Gerhard’s family and friends took many trips around the United States, Canada and Europe, often by motorcycle or RV. Motorcycling was his favorite hobby which he continued until age 79. Other hobbies and activities Gerhard enjoyed were spending time at the family cabin near Finlayson, Minnesota and buying and selling many cars and motorcycles over the years. He was also an avid reader, political debater and fervid animal lover, enjoying many furry companions over the years including several dogs and cats.
In 2015 Gerhard and Alida moved to Colorado Springs to reside with their son Paul and daughter-in-law Robin. Daily life became much easier in Colorado, especially due to the loving attention and care provided by Paul and Robin. They took several RV trips together, shared daily chores and nightly meals together, and of course Gerhard spent countless hours supervising in Paul’s garage. Gerhard actually rebuilt a 1969 Ford Falcon carburetor as recently as 2018.

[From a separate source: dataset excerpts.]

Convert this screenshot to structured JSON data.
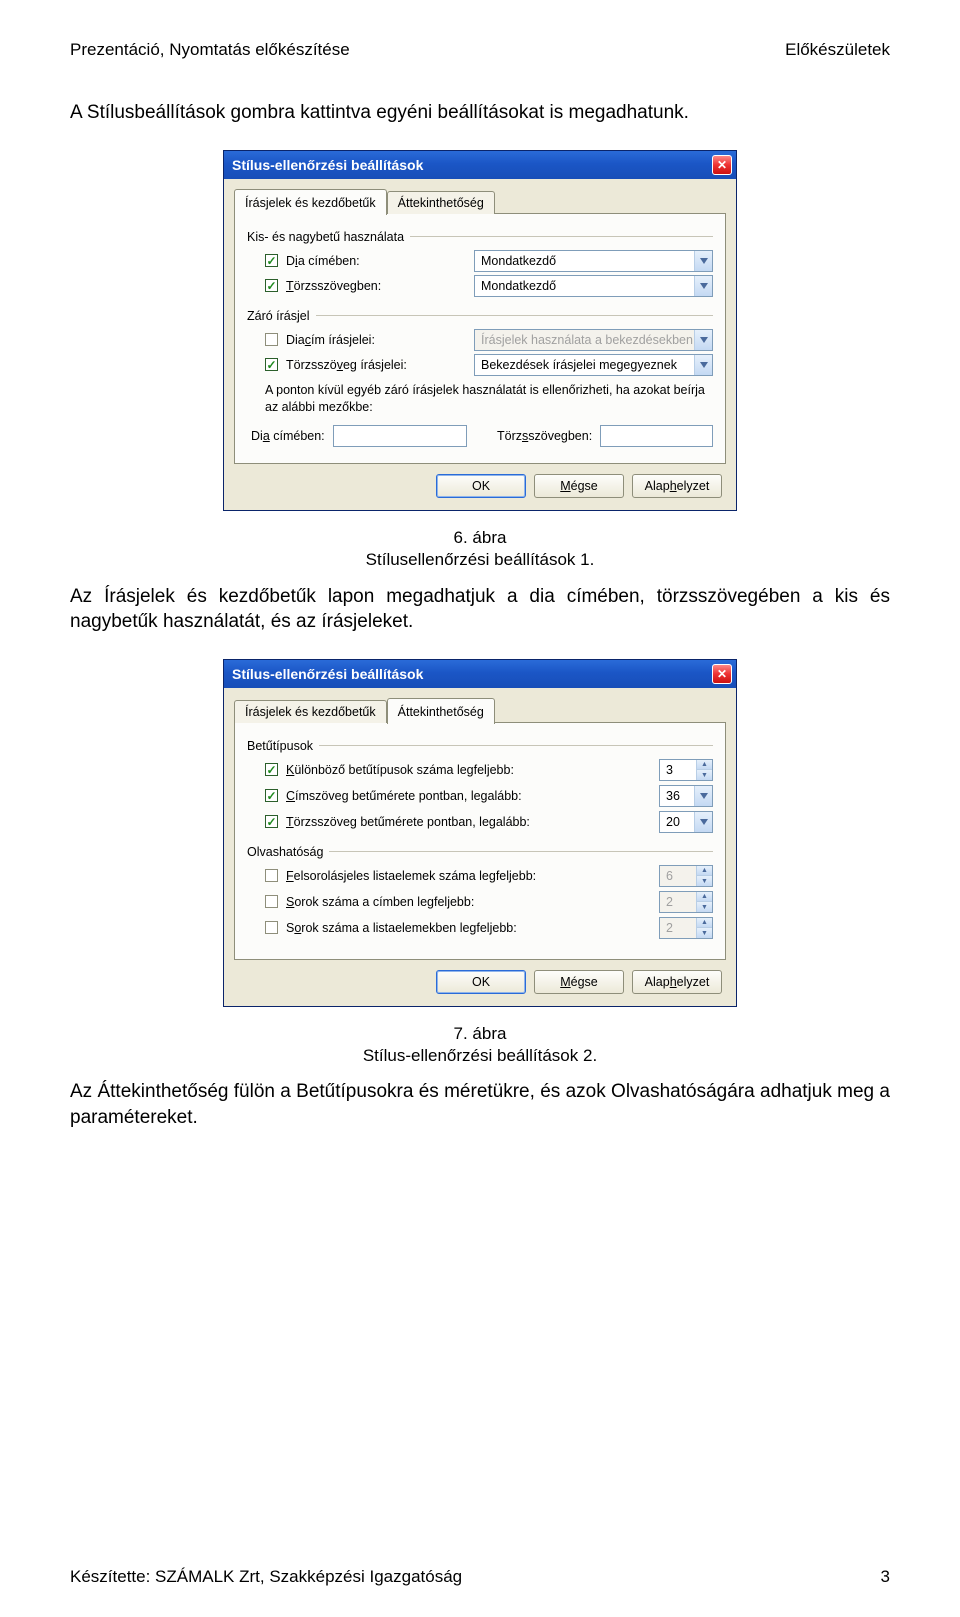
{
  "header": {
    "left": "Prezentáció, Nyomtatás előkészítése",
    "right": "Előkészületek"
  },
  "intro": "A Stílusbeállítások gombra kattintva egyéni beállításokat is megadhatunk.",
  "caption1a": "6. ábra",
  "caption1b": "Stílusellenőrzési beállítások 1.",
  "mid_para": "Az Írásjelek és kezdőbetűk lapon megadhatjuk a dia címében, törzsszövegében a kis és nagybetűk használatát, és az írásjeleket.",
  "caption2a": "7. ábra",
  "caption2b": "Stílus-ellenőrzési beállítások 2.",
  "end_para": "Az Áttekinthetőség fülön a Betűtípusokra és méretükre, és azok Olvashatóságára adhatjuk meg a paramétereket.",
  "footer": {
    "left": "Készítette: SZÁMALK Zrt, Szakképzési Igazgatóság",
    "right": "3"
  },
  "dlg1": {
    "title": "Stílus-ellenőrzési beállítások",
    "tab_active": "Írásjelek és kezdőbetűk",
    "tab_other": "Áttekinthetőség",
    "group1": "Kis- és nagybetű használata",
    "chk_diacim_pre": "D",
    "chk_diacim_ul": "i",
    "chk_diacim_post": "a címében:",
    "chk_torzs_pre": "",
    "chk_torzs_ul": "T",
    "chk_torzs_post": "örzsszövegben:",
    "dd1": "Mondatkezdő",
    "dd2": "Mondatkezdő",
    "group2": "Záró írásjel",
    "chk_diacimiras_pre": "Dia",
    "chk_diacimiras_ul": "c",
    "chk_diacimiras_post": "ím írásjelei:",
    "chk_torzsiras_pre": "Törzsszö",
    "chk_torzsiras_ul": "v",
    "chk_torzsiras_post": "eg írásjelei:",
    "dd3": "Írásjelek használata a bekezdésekben",
    "dd4": "Bekezdések írásjelei megegyeznek",
    "note": "A ponton kívül egyéb záró írásjelek használatát is ellenőrizheti, ha azokat beírja az alábbi mezőkbe:",
    "lbl_diacimeben_pre": "Di",
    "lbl_diacimeben_ul": "a",
    "lbl_diacimeben_post": " címében:",
    "lbl_torzsszov_pre": "Törz",
    "lbl_torzsszov_ul": "s",
    "lbl_torzsszov_post": "szövegben:",
    "btn_ok": "OK",
    "btn_cancel_pre": "",
    "btn_cancel_ul": "M",
    "btn_cancel_post": "égse",
    "btn_reset_pre": "Alap",
    "btn_reset_ul": "h",
    "btn_reset_post": "elyzet"
  },
  "dlg2": {
    "title": "Stílus-ellenőrzési beállítások",
    "tab_other": "Írásjelek és kezdőbetűk",
    "tab_active": "Áttekinthetőség",
    "group1": "Betűtípusok",
    "r1_pre": "",
    "r1_ul": "K",
    "r1_post": "ülönböző betűtípusok száma legfeljebb:",
    "r2_pre": "",
    "r2_ul": "C",
    "r2_post": "ímszöveg betűmérete pontban, legalább:",
    "r3_pre": "",
    "r3_ul": "T",
    "r3_post": "örzsszöveg betűmérete pontban, legalább:",
    "v1": "3",
    "v2": "36",
    "v3": "20",
    "group2": "Olvashatóság",
    "r4_pre": "",
    "r4_ul": "F",
    "r4_post": "elsorolásjeles listaelemek száma legfeljebb:",
    "r5_pre": "",
    "r5_ul": "S",
    "r5_post": "orok száma a címben legfeljebb:",
    "r6_pre": "S",
    "r6_ul": "o",
    "r6_post": "rok száma a listaelemekben legfeljebb:",
    "v4": "6",
    "v5": "2",
    "v6": "2",
    "btn_ok": "OK",
    "btn_cancel_pre": "",
    "btn_cancel_ul": "M",
    "btn_cancel_post": "égse",
    "btn_reset_pre": "Alap",
    "btn_reset_ul": "h",
    "btn_reset_post": "elyzet"
  }
}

Gerhard said many times that his life was full, and that he’d seen and done all the things that he wanted to do. He now rests in peace without pain or discomfort.

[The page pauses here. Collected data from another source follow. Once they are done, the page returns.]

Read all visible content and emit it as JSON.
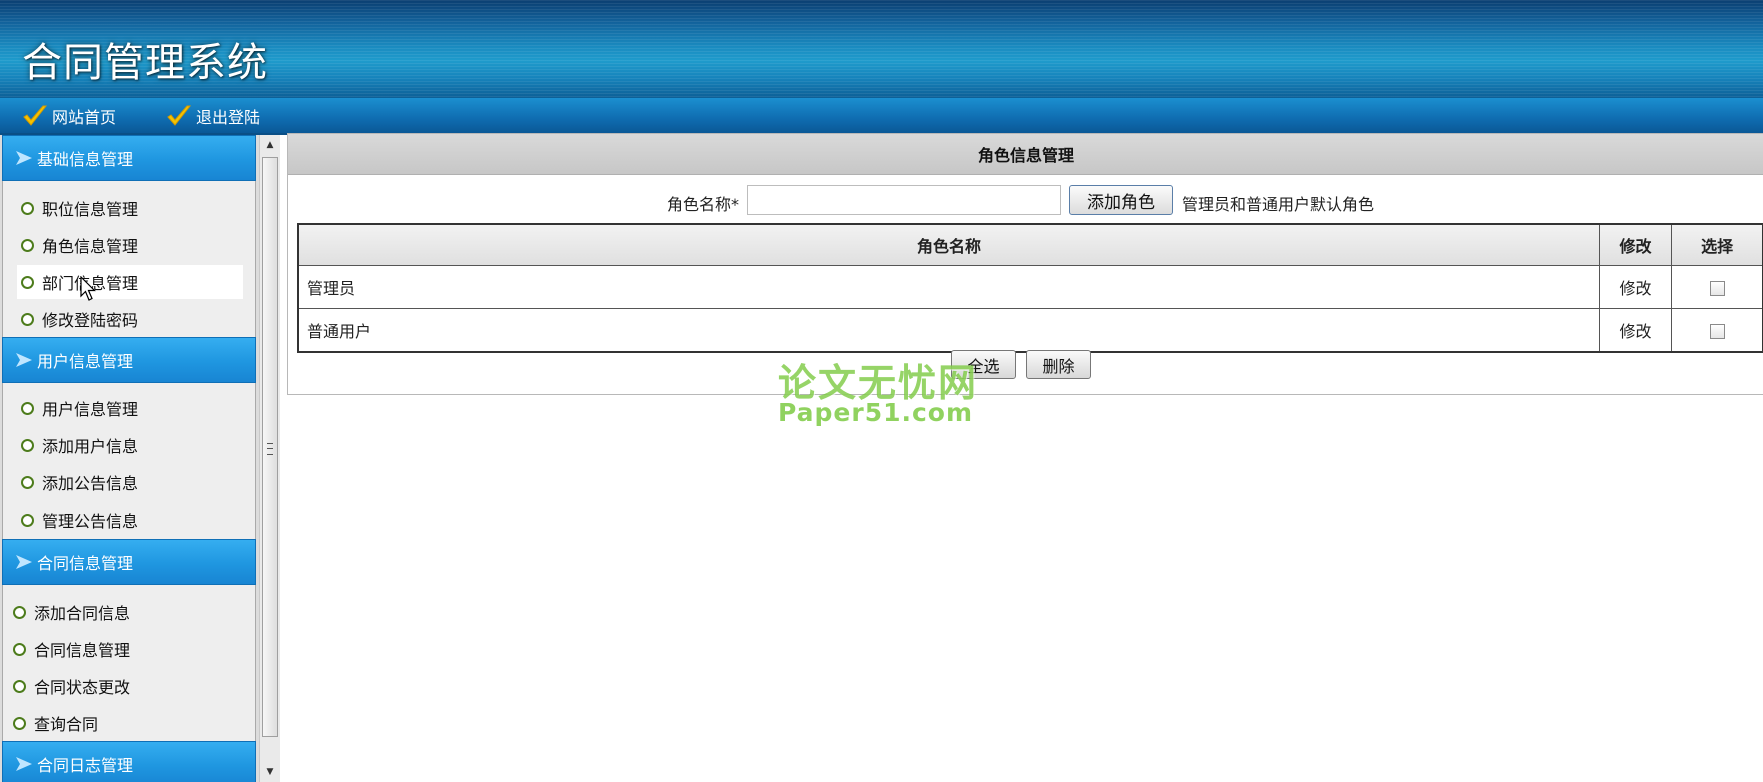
{
  "app": {
    "title": "合同管理系统"
  },
  "topnav": {
    "items": [
      {
        "label": "网站首页"
      },
      {
        "label": "退出登陆"
      }
    ]
  },
  "sidebar": {
    "groups": [
      {
        "title": "基础信息管理",
        "items": [
          "职位信息管理",
          "角色信息管理",
          "部门信息管理",
          "修改登陆密码"
        ]
      },
      {
        "title": "用户信息管理",
        "items": [
          "用户信息管理",
          "添加用户信息",
          "添加公告信息",
          "管理公告信息"
        ]
      },
      {
        "title": "合同信息管理",
        "items": [
          "添加合同信息",
          "合同信息管理",
          "合同状态更改",
          "查询合同"
        ]
      },
      {
        "title": "合同日志管理",
        "items": []
      }
    ],
    "hovered_item": "部门信息管理"
  },
  "main": {
    "panel_title": "角色信息管理",
    "form": {
      "role_name_label": "角色名称*",
      "role_name_value": "",
      "add_button": "添加角色",
      "default_note": "管理员和普通用户默认角色"
    },
    "table": {
      "headers": [
        "角色名称",
        "修改",
        "选择"
      ],
      "rows": [
        {
          "name": "管理员",
          "edit": "修改",
          "checked": false
        },
        {
          "name": "普通用户",
          "edit": "修改",
          "checked": false
        }
      ]
    },
    "select_all_button": "全选",
    "delete_button": "删除"
  },
  "watermark": {
    "cn": "论文无忧网",
    "en": "Paper51.com"
  },
  "colors": {
    "header_blue": "#1a8bc0",
    "sidebar_header_blue": "#1f96e0",
    "watermark_green": "#78c83c"
  }
}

Gerhard is preceded in death by parents Ludwig & Helen, stepmother Helene, Sister Gerlinda, brother Norbert, aunt Susanna Morgenthaler, uncle Jacob and aunt Marie, and cousin Peter Ephardt. He is survived by his loving wife Alida, sons Paul and his wife Robin, Michael and his wife Sherri, daughter Jennifer, grandchildren Kelly and her husband Tyler, Kenneth and Matthew, sister-in-law Enny, nephew Mark and his wife Gina, grand-nephews Ryan, Brett, Jackson and Vincent and cousin Herbert Morgenthaler and his wife Inge.
We will greatly miss Gerhard, his strong character, compassionate nature, and passion for what he believed in. A celebration of life will be held at 2:00pm February 15th at Shrine of Remembrance 1730 E Fountain Blvd. Colorado Springs, CO 80910 with a reception to follow. Interment will be at a later date at Lakewood Cemetery in Minneapolis. Memorials may be made to Patient Advocate Foundation at patientadvocate.org which provides assistance to patients with life-threatening illnesses.